El marcador fijó una ventaja de dos tantos (13-11) para Rumanía al bocinazo. Mal menor, en todo caso, porque España estuvo demasiado tierna en ese primer periodo y mantuvo esa línea errática en el segundo. Hubo reacción tras el descanso, pero fue incompleta. Y en la primera media hora, Neagu había campado a sus anchas e hizo estragos, penetrando desde el centro y produciendo meteoritos con su derecha. La diferencia no solo disminuyó, sino que aumentó escalonadamente hasta el 17-11. Tardó siete minutos y medio España en batir a Paula Ungureanu, inspirada además bajo palos.

Parcial de 8-1... y remontada estéril

Ese gol de Elizabet Chávez espoleó a las de Dueñas, que por fin vieron algo de luz entre las sombras. El faro fue Nerea Pena, la jugadora española más a tono en este campeonato. Al toque de corneta de la pamplonesa se cuadró Cabral, poderosa en al salto y el bombardeo, y Eli Pinedo, la rúbrica perfecta al incremento del ritmo y el contragolpe. “¡Ida y vuelta y les pillamos, ida y vuelta y les pillamos! ¡Pero, por favor, no bajemos la intensidad”, arengaba el seleccionador durante un receso.

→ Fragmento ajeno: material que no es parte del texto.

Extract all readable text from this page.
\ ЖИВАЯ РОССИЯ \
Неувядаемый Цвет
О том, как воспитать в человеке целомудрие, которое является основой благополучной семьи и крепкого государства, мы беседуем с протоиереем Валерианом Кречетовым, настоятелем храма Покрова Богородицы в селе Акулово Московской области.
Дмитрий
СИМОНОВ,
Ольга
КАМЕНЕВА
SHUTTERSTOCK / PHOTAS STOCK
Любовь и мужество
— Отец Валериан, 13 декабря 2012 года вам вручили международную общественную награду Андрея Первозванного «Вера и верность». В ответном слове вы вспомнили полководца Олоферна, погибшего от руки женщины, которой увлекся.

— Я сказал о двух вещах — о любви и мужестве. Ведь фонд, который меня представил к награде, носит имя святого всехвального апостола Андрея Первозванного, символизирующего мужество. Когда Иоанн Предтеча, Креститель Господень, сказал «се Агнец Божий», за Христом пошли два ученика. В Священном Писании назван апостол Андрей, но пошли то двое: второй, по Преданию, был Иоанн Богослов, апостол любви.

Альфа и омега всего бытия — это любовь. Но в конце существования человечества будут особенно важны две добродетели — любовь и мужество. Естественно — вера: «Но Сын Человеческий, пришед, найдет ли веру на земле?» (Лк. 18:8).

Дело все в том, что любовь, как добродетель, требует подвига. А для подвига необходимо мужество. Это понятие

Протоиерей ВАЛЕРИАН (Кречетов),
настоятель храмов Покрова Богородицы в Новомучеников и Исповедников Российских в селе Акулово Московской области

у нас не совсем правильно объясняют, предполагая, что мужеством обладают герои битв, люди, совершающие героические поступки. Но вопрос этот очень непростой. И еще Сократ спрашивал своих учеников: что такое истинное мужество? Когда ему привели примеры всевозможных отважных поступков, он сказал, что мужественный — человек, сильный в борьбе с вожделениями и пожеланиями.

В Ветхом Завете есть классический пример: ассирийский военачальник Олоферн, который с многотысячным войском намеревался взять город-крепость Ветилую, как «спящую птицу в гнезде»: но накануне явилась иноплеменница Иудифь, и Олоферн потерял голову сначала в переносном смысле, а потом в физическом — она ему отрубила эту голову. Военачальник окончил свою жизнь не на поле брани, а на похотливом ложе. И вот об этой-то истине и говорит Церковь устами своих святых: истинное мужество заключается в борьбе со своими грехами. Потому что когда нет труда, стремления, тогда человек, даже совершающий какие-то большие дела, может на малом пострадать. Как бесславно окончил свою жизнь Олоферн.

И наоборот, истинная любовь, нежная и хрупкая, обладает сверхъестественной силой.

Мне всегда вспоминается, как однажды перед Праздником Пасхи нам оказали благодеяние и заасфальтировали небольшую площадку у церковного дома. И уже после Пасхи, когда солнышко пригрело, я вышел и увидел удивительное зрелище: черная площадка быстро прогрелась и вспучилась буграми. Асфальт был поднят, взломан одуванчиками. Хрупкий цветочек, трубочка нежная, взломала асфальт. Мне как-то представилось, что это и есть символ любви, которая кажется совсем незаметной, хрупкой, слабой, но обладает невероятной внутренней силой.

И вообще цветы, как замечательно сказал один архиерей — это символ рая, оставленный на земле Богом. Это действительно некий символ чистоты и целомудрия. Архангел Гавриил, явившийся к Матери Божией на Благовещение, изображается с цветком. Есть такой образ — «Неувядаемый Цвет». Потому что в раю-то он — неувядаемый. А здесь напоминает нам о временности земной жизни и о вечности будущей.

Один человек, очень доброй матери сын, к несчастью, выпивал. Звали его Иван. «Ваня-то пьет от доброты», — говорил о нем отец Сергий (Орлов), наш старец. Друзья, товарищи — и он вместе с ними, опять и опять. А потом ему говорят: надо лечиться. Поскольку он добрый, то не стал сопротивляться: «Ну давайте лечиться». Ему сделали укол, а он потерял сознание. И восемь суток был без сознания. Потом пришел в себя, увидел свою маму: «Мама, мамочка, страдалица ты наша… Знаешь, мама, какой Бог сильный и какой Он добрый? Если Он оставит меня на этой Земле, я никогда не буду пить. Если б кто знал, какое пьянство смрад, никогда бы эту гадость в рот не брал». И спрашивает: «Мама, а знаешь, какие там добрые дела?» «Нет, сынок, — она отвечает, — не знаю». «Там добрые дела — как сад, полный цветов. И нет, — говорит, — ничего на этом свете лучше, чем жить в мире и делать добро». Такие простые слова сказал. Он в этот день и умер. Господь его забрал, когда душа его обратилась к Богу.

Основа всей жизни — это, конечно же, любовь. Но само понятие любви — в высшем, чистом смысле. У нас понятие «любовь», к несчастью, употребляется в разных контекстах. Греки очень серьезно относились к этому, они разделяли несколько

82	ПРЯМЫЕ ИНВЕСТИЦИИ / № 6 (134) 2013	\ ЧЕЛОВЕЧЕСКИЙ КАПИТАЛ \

Parcial de 8-1 a favor de las suyas y 19-18 en el electrónico. España, por segunda vez en el partido, otra vez por delante. Y Neagu, ahora sí, bien bloqueada; teniendo sus más y sus menos con Mangué, excluida por desenvolverse demasiado al límite. Pero a Rumanía la sostuvo entonces su portera, Ungureanu, con el pelo oxigenado y manos, piernas, pies, hombros; cualquier zona de su cuerpo para repeler casi todo. Para detener incluso un franco mano a mano con Pinedo, aunque no así para la rosca diabólica de Carmen Martín desde el extremo. Inmensa, en cualquier caso.

Su escudo (14 paradas) frustró a España, que fue entregándose hasta el definitivo 24-21. Pese a la derrota, era importantísimo no dejarse ir y mantener la compostura, por eso de la diferencia de goles y la calculadora. No dejarse caer en manos ajenas para certificar el pase. Ahora, batir a Angola es fundamental; si lo hacen, las Guerreras tendrán un billete. Contra las africanas, prohibida la ciclotimia. Nada de siestas.